Queenie's On The Strip

Once when I was very young, the girl I loved had a seizure in the deep end. Her name was Melanie Fitzgerald, and I didn’t much like her. We spoke very little, and when we did, it left an ugly, pitted feeling in my stomach. The dull features of her face scrunched tight around the nose, and the ends of her mouth were in the habit of turning inward and down. We were playing Marco Polo, a group of us, the tall boys inching along the sides of the pool to six feet. And she followed them, her hair fanning flat where it met the water. She walked until the water kissed her chin. It was midday, and the sun made her hair shine like lacquered wood.

I could feel the pool jet against my stomach, as if it were trying to burrow deeper under the skin. It seemed a very pure force. When I turned again she was facedown on the water’s surface. Someone was shouting, the lifeguard maybe, or one of the tall boys. They dragged her to the stairs at the head of the pool, where she floated in the gentle tide like a skiff.

We exited single file from the pool, and as I left, I felt her hair tickle the back of my legs. For a moment I grew warm all over. The water winked and dimpled in the sunlight, so that everything shone impossibly white. Two of the tall boys had their hands about her wrists, anchoring her, and there were many other children shivering poolside to watch the spectacle play out.

In the locker room later—after the ambulance had arrived, and all the tall boys were in the showers making jokes—I rubbed my legs until I didn’t feel anything at all, just the raw red make of my skin, the dead memory of her hair along my legs, how real it felt, even then.

Chronologies have never interested me. I’m going to keep things to the bone. I’m going to tell you only what you need to know. Some have said that in my retelling I withhold or that I do not fill in the right gaps. Maybe this is true. But this is all I have—the memory of a place, and the people who, for a time, occupied it.

Each of us was going to run away. It was only a matter of time, we said. There were the four of us: Kennie and Levi and Fresno and me. We drove the Strip for hours. We took Fresno’s car, a shitty blue pickup given him by his father, a farmhand, for his sixteenth birthday.
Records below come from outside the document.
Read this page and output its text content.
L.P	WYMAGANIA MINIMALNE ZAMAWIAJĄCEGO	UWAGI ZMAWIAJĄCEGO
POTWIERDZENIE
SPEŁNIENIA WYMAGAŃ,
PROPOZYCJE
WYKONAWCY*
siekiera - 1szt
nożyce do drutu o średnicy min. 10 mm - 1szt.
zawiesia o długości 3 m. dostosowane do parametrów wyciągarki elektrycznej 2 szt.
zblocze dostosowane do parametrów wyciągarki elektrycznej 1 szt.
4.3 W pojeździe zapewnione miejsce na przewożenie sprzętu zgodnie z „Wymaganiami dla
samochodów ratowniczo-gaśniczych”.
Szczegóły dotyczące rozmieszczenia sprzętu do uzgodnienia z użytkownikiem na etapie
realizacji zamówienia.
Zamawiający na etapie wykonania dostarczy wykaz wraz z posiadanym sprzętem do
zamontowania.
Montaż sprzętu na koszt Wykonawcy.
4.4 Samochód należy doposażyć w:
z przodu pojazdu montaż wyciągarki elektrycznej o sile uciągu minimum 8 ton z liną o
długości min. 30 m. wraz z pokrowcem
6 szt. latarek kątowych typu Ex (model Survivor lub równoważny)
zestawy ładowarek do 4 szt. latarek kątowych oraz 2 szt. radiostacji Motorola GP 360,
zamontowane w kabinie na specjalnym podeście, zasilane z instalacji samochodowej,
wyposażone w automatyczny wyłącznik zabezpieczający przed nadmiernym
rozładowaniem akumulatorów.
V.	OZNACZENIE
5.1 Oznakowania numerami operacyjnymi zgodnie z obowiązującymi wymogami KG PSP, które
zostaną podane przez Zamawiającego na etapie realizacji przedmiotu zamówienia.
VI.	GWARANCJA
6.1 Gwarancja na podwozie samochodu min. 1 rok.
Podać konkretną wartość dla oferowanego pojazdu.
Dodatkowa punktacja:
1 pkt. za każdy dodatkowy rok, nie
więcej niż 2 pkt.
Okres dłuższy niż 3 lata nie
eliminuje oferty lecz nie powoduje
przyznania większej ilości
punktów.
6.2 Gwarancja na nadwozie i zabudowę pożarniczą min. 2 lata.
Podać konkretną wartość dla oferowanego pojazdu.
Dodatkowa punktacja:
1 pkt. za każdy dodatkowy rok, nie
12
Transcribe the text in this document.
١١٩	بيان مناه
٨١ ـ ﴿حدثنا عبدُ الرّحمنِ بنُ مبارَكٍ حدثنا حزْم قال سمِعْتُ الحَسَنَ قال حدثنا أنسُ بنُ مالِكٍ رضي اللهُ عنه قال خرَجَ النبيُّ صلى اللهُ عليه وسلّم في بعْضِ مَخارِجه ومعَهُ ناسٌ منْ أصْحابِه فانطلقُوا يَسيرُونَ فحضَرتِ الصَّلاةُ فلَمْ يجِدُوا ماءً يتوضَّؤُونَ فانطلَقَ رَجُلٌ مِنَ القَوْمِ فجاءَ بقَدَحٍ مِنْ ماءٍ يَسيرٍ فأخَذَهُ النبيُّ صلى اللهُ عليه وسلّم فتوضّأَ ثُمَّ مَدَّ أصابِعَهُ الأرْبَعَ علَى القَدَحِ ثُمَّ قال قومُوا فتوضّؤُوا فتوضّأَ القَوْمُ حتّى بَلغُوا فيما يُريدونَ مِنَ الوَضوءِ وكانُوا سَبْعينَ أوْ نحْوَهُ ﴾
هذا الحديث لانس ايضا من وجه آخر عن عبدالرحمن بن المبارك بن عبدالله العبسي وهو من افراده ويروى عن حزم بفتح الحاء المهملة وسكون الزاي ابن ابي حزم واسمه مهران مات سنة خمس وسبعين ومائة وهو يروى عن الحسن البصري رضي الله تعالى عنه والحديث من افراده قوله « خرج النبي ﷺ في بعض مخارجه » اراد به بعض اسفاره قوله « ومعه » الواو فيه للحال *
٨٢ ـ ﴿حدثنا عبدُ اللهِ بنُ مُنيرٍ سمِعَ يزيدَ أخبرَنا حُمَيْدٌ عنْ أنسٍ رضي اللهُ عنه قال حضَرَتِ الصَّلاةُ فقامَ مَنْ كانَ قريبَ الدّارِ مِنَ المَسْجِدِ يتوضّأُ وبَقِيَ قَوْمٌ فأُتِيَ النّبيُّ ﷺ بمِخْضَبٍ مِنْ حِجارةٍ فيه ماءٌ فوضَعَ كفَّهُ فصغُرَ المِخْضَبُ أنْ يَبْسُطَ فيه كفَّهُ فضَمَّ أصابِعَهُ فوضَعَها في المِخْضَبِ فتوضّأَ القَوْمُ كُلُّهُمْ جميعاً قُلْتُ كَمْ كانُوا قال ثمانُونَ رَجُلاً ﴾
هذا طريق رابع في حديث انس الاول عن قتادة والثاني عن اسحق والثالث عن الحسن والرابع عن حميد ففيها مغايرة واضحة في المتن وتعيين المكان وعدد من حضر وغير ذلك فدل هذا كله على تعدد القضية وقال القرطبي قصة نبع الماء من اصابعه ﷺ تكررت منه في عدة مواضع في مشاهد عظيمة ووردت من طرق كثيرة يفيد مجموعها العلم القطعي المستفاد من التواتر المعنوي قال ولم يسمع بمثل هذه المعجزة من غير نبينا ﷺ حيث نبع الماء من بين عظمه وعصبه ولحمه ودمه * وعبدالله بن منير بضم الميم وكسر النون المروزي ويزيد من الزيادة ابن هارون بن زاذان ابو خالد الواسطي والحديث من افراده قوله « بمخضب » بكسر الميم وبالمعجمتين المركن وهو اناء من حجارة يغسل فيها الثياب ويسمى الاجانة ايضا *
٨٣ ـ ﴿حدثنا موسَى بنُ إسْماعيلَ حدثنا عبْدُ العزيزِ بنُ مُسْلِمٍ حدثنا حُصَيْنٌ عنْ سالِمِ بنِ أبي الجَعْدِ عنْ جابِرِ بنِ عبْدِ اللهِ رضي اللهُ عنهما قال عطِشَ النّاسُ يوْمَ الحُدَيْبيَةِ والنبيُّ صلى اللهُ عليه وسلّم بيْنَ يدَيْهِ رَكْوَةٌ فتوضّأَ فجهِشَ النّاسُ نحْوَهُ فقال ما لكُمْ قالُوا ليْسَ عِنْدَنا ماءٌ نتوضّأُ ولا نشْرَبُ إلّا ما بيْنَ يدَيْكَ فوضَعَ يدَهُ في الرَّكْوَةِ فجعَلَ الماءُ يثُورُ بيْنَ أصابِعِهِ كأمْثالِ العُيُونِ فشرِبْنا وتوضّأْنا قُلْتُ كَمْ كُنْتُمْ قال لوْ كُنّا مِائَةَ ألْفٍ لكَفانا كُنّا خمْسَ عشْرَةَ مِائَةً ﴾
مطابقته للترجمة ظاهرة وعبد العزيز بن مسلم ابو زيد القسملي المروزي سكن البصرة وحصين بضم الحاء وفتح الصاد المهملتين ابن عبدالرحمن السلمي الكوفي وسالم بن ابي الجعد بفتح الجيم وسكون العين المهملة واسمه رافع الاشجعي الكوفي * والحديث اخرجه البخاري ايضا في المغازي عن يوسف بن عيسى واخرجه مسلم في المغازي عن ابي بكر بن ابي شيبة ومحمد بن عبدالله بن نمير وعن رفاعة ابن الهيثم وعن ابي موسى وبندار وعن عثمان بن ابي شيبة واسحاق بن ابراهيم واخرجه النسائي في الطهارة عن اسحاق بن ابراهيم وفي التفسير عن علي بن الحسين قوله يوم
We got burgers and shakes at this little drive-through where the waitresses still went around on rollerblades. They all smelled of cherry cola, the waitresses, and went by names like Brenda or Linda or Sherry or Jill. When their shifts ended, they exchanged their rollerblades for checkered pumps and short skirts.

The Strip lit up like a carnival at night, the electric signs flashing and winking like schoolgirls, the night sky opening up beyond the lights to where the hills grew dark and tall with pine. At the end of the Strip the lights stopped blinking and the storefronts went dead with plywood. Fresno turned us around and we started north again, toward the lights and the crowds. Fresno was a good kid. He was the first to go.

Kennie went to vocational school the next town over where she learned to work cars. She had three piercings in each ear, a nose ring, and one on her belly button. We met in junior high when she was the new girl and she asked me to dance. We kissed on the dance floor. Freshman year of high school she told me she’d fallen for a girl. Then she switched to the vocational school.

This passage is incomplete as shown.